Predictive biomarkers for the efficacy of peptide vaccine treatment

based on the results of a phase II study on advanced pancreatic cancer

Yoshitaro Shindo, Shoichi Hazama, Nobuaki Suzuki, Haruo Iguchi, Kazuhiro Uesugi, Hiroaki Tanaka, Atsushi Aruga, Takashi Hatori, Hidenobu Ishizaki, Yuzo Umeda, Toshiyoshi Fujiwara, Tetsuya Ikemoto, Mitsuo Shimada, Kazuhiko Yoshimatsu, Hiroko Takenouchi, Hiroto Matsui, Shinsuke Kanekiyo, Michihisa Iida, Yasunobu Koki, Hideki Arima & 8 others Hiroyuki Furukawa, Tomio Ueno, Shigefumi Yoshino, Tomonobu Fujita, Yutaka Kawakami, Yusuke Nakamura, Masaaki Oka, Hiroaki Nagano

Research output: Contribution to journalArticle

4 Citations (Scopus)

Abstract

BACKGROUND: The purpose of the present study was to explore novel biomarkers that can predict the clinical outcome of patients before treatment or during vaccination. These would be useful for the selection of appropriate patients who would be expected to exhibit better treatment outcomes from vaccination, and for facilitating the development of cancer vaccine treatments.

METHODS: From a single-arm, non-randomized, human leukocyte antigen (HLA)-A-status-blind phase II trial of a vaccine treatment using three HLA-A*2402-restricted peptides for advanced pancreatic cancer (PC), we obtained peripheral blood samples from 36 patients of an HLA-A*2402-matched group and 27 patients of an HLA-A*2402-unmatched group.

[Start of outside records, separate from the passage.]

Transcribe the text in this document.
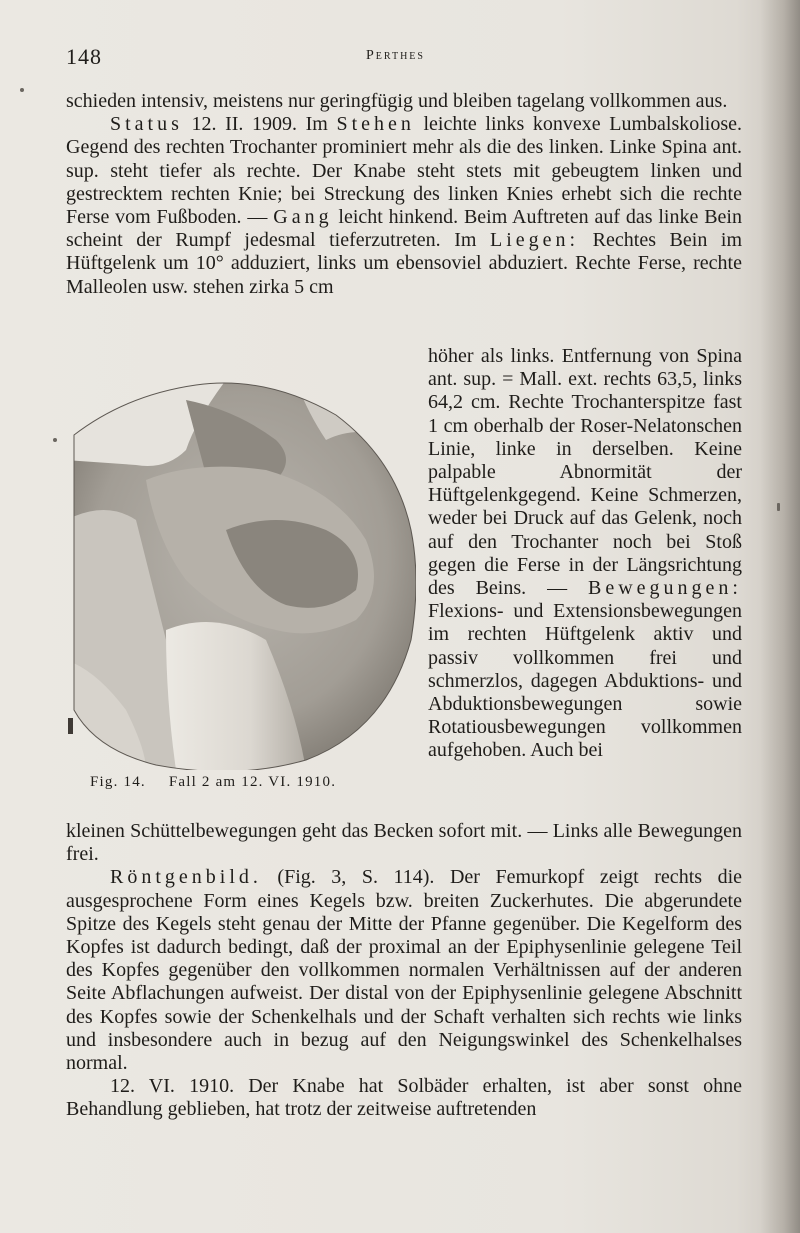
148	Perthes

schieden intensiv, meistens nur geringfügig und bleiben tagelang vollkommen aus.

Status 12. II. 1909. Im Stehen leichte links konvexe Lumbalskoliose. Gegend des rechten Trochanter prominiert mehr als die des linken. Linke Spina ant. sup. steht tiefer als rechte. Der Knabe steht stets mit gebeugtem linken und gestrecktem rechten Knie; bei Streckung des linken Knies erhebt sich die rechte Ferse vom Fußboden. — Gang leicht hinkend. Beim Auftreten auf das linke Bein scheint der Rumpf jedesmal tieferzutreten. Im Liegen: Rechtes Bein im Hüftgelenk um 10° adduziert, links um ebensoviel abduziert. Rechte Ferse, rechte Malleolen usw. stehen zirka 5 cm

Fig. 14. Fall 2 am 12. VI. 1910.

höher als links. Entfernung von Spina ant. sup. = Mall. ext. rechts 63,5, links 64,2 cm. Rechte Trochanterspitze fast 1 cm oberhalb der Roser-Nelatonschen Linie, linke in derselben. Keine palpable Abnormität der Hüftgelenkgegend. Keine Schmerzen, weder bei Druck auf das Gelenk, noch auf den Trochanter noch bei Stoß gegen die Ferse in der Längsrichtung des Beins. — Bewegungen: Flexions- und Extensionsbewegungen im rechten Hüftgelenk aktiv und passiv vollkommen frei und schmerzlos, dagegen Abduktions- und Abduktionsbewegungen sowie Rotatiousbewegungen vollkommen aufgehoben. Auch bei

kleinen Schüttelbewegungen geht das Becken sofort mit. — Links alle Bewegungen frei.

Röntgenbild. (Fig. 3, S. 114). Der Femurkopf zeigt rechts die ausgesprochene Form eines Kegels bzw. breiten Zuckerhutes. Die abgerundete Spitze des Kegels steht genau der Mitte der Pfanne gegenüber. Die Kegelform des Kopfes ist dadurch bedingt, daß der proximal an der Epiphysenlinie gelegene Teil des Kopfes gegenüber den vollkommen normalen Verhältnissen auf der anderen Seite Abflachungen aufweist. Der distal von der Epiphysenlinie gelegene Abschnitt des Kopfes sowie der Schenkelhals und der Schaft verhalten sich rechts wie links und insbesondere auch in bezug auf den Neigungswinkel des Schenkelhalses normal.

12. VI. 1910. Der Knabe hat Solbäder erhalten, ist aber sonst ohne Behandlung geblieben, hat trotz der zeitweise auftretenden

RESULTS: Multivariate analysis (HR = 2.546; 95% CI = 1.138 to 5.765; p = 0.0231) and log-rank test (p = 0.0036) showed that a high expression level of programmed death-1 (PD-1) on CD4+ T cells was a negative predictive biomarker of overall survival in the HLA-A*2402-matched group . Moreover, a high expression level of PD-1 on CD4+ T cells was a negative predictor for the induction of cytotoxic T lymphocytes (p = 0.0007). After treatment, we found that the upregulation of PD-1 and T cell immunoglobulin mucin-3 (Tim-3) expression on CD4+ and CD8+ T cells was significantly associated with a poor clinical outcome in the HLA-A*2402-matched group (p = 0.0330, 0.0282, 0.0046, and 0.0068, respectively). In contrast, there was no significant difference for these factors in the HLA-A*2402-unmatched group.

CONCLUSIONS: Our results indicate that the upregulation of PD-1 and Tim-3 expression on CD4+ and CD8+ T cells may restrict T cell responses in advanced PC patients; therefore, combination immunotherapy with blockade of PD-1 and Tim-3 to restore T cell responses may be a potential therapeutic approach for advanced PC patients.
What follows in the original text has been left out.